A Mãe que Guardava o Sol
- Alberto Carvalho - Narrador

- 28 de jul.
- 2 min de leitura
A Mãe que Guardava o Sol
Dizem que havia, numa aldeia que já não vem nos mapas, uma mulher que sabia guardar o sol.
Era uma mãe como tantas outras: de mãos cansadas e olhos que pareciam ouvir.
Chamava-se Ana, e o filho, Tomás, tinha nascido num Outubro de chuva e vento, como quem vem ao mundo a pedir colo.
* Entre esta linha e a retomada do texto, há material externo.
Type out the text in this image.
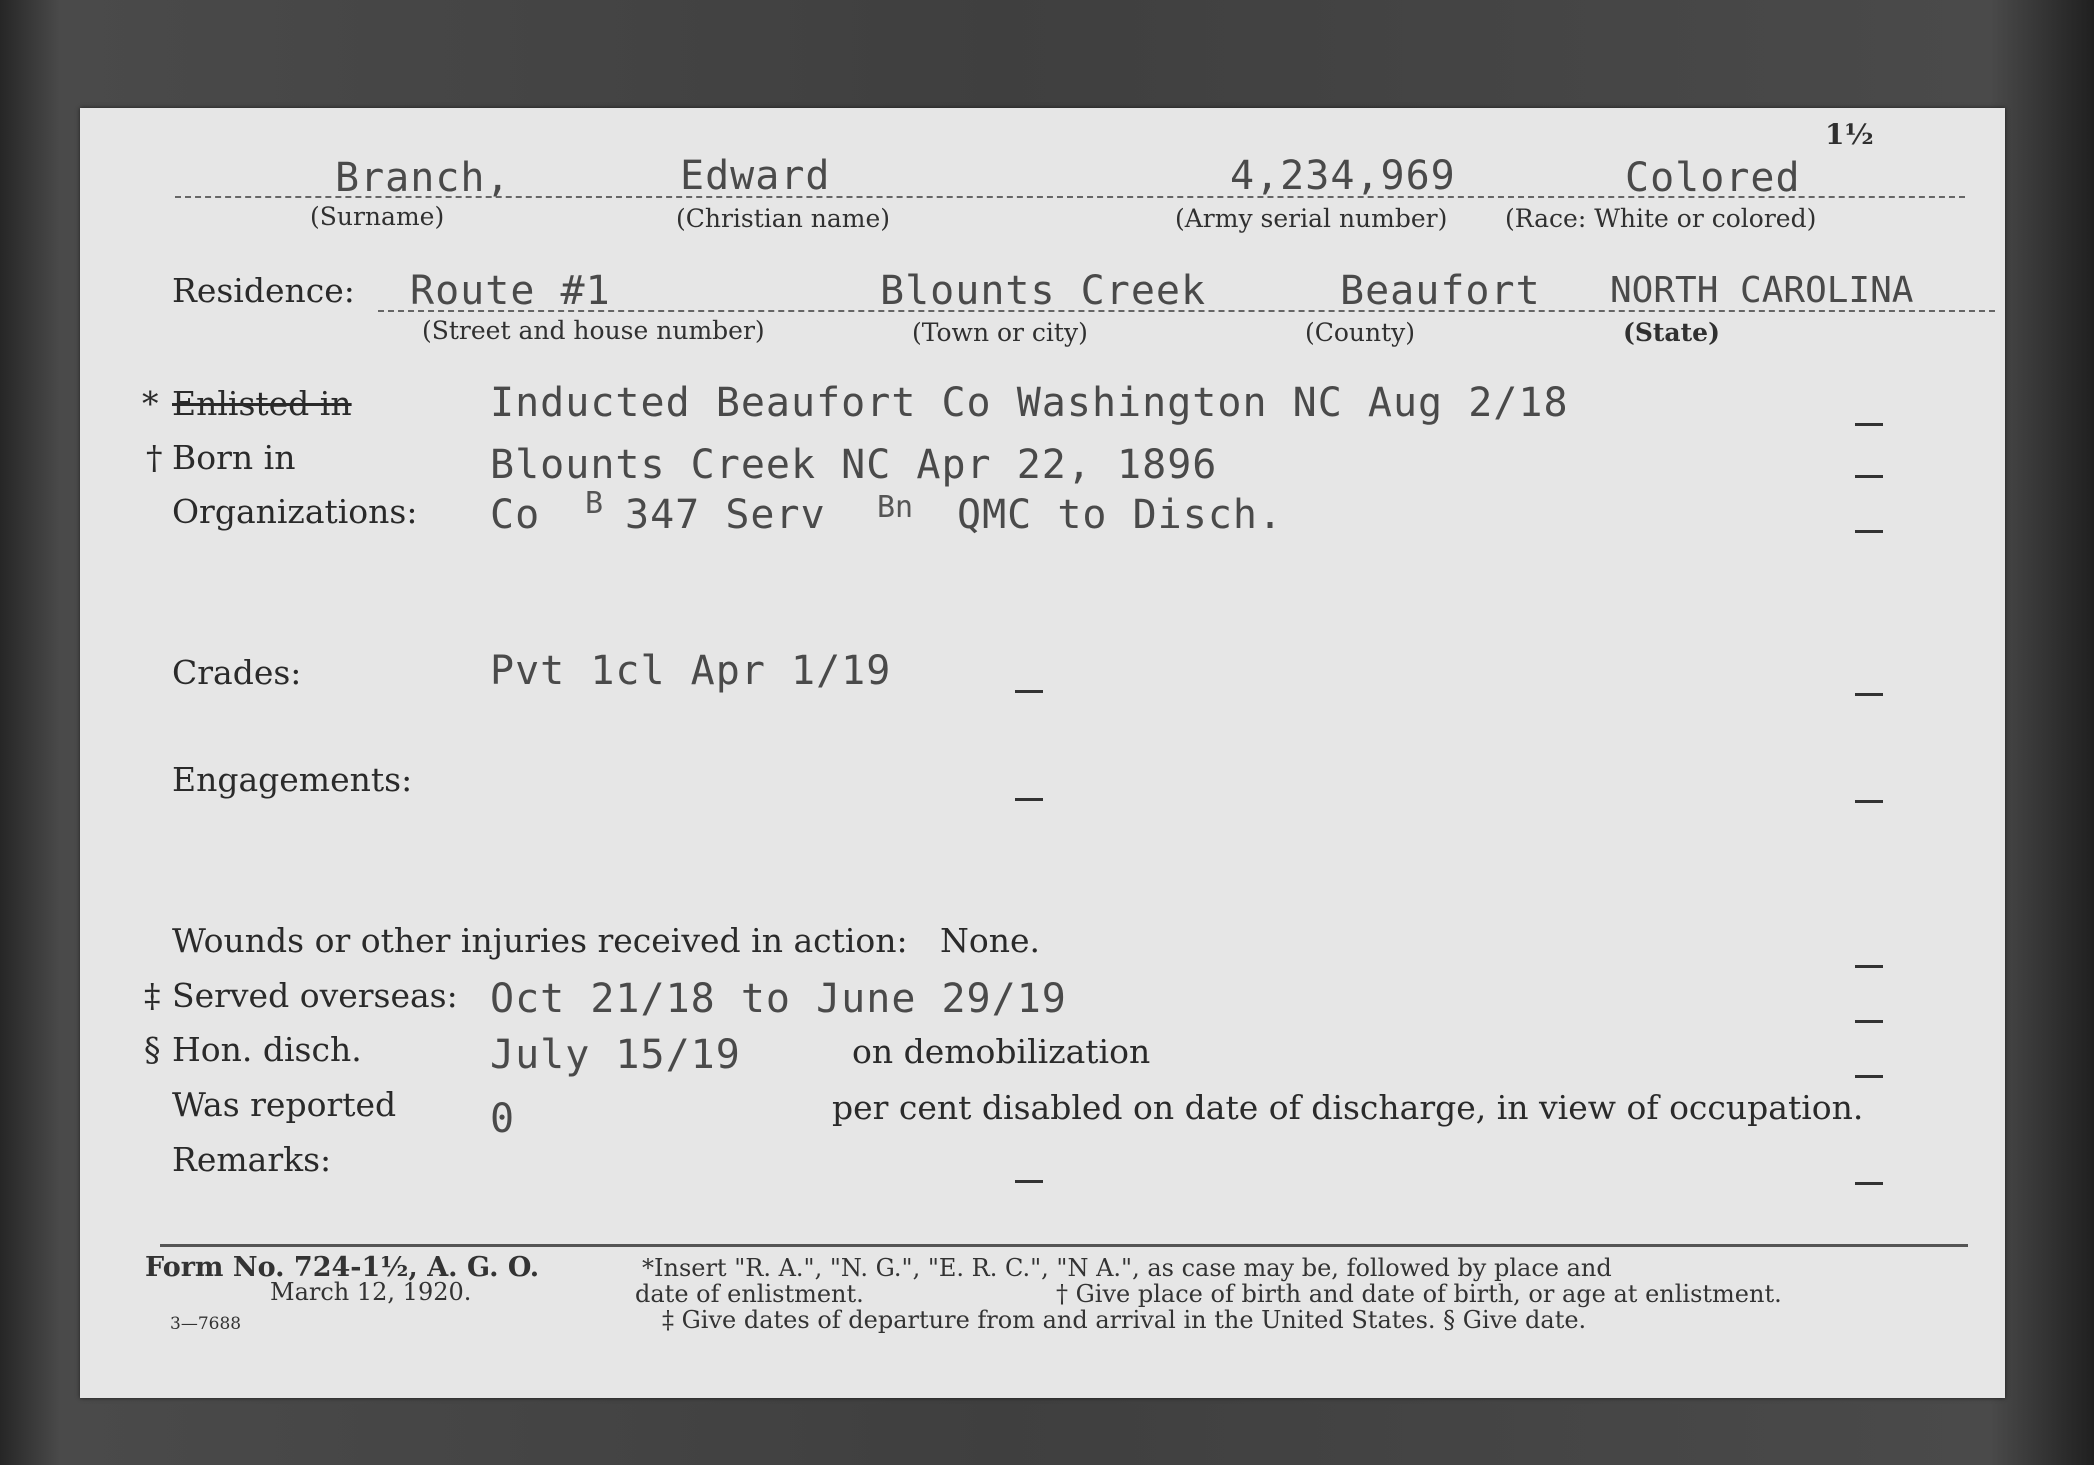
1½
Branch,	Edward	4,234,969	Colored
(Surname)	(Christian name)	(Army serial number) (Race: White or colored)
Residence: Route #1	Blounts Creek	Beaufort NORTH CAROLINA
(Street and house number)	(Town or city)	(County)	(State)
* Enlisted in	Inducted Beaufort Co Washington NC Aug 2/18
† Born in	Blounts Creek NC Apr 22, 1896
Organizations: Co B 347 Serv Bn QMC to Disch.
Crades:	Pvt 1cl Apr 1/19
Engagements:
Wounds or other injuries received in action: None.
‡ Served overseas: Oct 21/18 to June 29/19
§ Hon. disch.	July 15/19	on demobilization
Was reported 0	per cent disabled on date of discharge, in view of occupation.
Remarks:
Form No. 724-1½, A. G. O.
March 12, 1920.
3—7688
*Insert "R. A.", "N. G.", "E. R. C.", "N A.", as case may be, followed by place and
date of enlistment.	† Give place of birth and date of birth, or age at enlistment.
‡ Give dates of departure from and arrival in the United States. § Give date.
Desde pequeno que Tomás achava que a mãe era diferente.
Não diferente como quem brilha, mas como quem aquece.
Nunca gritava, mesmo quando o mundo parecia fazer-lhe barulho dentro.
Quando havia frio, ela cozia pão.
Quando havia medo, punha-lhe a mão na cabeça.
Quando a vida apertava, ela sorria — não para fingir, mas para ensinar.
Um dia, o rapaz perguntou-lhe: — Mãe, por que é que tu nunca te zangas?
Ela respondeu sem hesitar: — Porque cada vez que me apetecia gritar, guardei o sol dentro do peito.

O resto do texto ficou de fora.